Robert W. Walker

The Statistical Analysis of International Human Rights: Of Markov Chains and Bayesian Measurement

Poster: Poster Summary (in .pdf format)
This project unifies a series of papers examining the determinants of international human rights, the details of which are listed below. The central arguments of these papers combine critical theoretical analysis with more appropriate estimation techniques for the analysis of international human rights. As the papers are completed, I will post them here.

Democracy and Human Rights Abuses: Insights from First-Order Markov Models

Paper: Democracy and Human Rights Abuses: Insights from First-Order Markov Models (in .pdf format)
Presentation: Democracy and Human Rights Abuses: TeXpower for Texas A & M Department of Statistics and Department of Political Science and Program in Applied Statistics at Washington University (in .pdf format)

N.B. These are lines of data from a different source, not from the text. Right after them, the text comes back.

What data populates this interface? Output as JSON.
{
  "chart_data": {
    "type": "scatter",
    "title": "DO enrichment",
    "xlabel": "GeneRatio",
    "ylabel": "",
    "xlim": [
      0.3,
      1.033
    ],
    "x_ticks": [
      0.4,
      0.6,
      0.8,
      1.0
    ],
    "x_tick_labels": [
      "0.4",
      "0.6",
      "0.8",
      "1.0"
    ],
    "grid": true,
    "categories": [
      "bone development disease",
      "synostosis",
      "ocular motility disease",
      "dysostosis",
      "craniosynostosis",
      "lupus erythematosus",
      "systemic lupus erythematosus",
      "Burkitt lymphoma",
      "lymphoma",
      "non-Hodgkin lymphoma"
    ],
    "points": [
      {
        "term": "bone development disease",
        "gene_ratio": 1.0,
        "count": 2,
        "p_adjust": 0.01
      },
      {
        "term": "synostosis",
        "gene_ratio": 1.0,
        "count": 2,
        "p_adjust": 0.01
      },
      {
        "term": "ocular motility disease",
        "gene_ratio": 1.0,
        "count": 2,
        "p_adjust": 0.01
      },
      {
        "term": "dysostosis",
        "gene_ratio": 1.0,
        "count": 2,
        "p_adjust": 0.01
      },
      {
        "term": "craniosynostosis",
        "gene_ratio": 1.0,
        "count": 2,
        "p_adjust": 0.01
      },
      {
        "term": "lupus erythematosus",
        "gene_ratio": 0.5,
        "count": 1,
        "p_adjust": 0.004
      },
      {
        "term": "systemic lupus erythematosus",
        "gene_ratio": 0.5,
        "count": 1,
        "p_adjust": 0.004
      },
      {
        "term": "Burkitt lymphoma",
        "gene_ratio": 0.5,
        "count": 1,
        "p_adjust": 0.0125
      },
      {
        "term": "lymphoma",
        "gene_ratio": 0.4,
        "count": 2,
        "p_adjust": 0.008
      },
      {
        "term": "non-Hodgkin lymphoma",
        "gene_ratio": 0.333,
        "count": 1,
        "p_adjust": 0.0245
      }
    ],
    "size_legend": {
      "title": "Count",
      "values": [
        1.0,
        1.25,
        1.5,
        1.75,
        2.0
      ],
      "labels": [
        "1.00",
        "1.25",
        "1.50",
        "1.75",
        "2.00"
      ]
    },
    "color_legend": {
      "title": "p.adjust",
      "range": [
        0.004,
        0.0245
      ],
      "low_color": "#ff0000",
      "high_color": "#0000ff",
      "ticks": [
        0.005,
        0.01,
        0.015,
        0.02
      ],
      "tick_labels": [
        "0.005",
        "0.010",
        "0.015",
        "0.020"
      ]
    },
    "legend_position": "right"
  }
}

This paper reconsiders the dynamic relationship between democracy and a variety of human rights abuses. We argue that existing research has failed to distinguish the effects of repression on political competitors and mass publics. This distinction provides a rationale for the belief that democracy conditionally influences respect for human rights in ways that depend on past practice. Furthermore, we argue that this distinction applies to both linear (Poe and Tate (1994) and Poe, Tate and Keith (1999), among others) and threshold (Davenport and Armstrong (2004)) specifications of the relationship between democracy and human rights abuses. We test this claim in a first-order Markovian ordered probit model of global human rights abuses covering the period 1976-2003 across six different measures of human rights abuses. Consistent with our expectations, the effect of political democracy critically depends on the past history of respect for human rights. At low levels of prior repression, democracy limits human rights abuses, but when past repression is widespread, democracy has no effect on respect for personal integrity rights. These results provide an important qualification of existing findings and imply that democracy alone is insufficient to eliminate the abuse of basic human rights.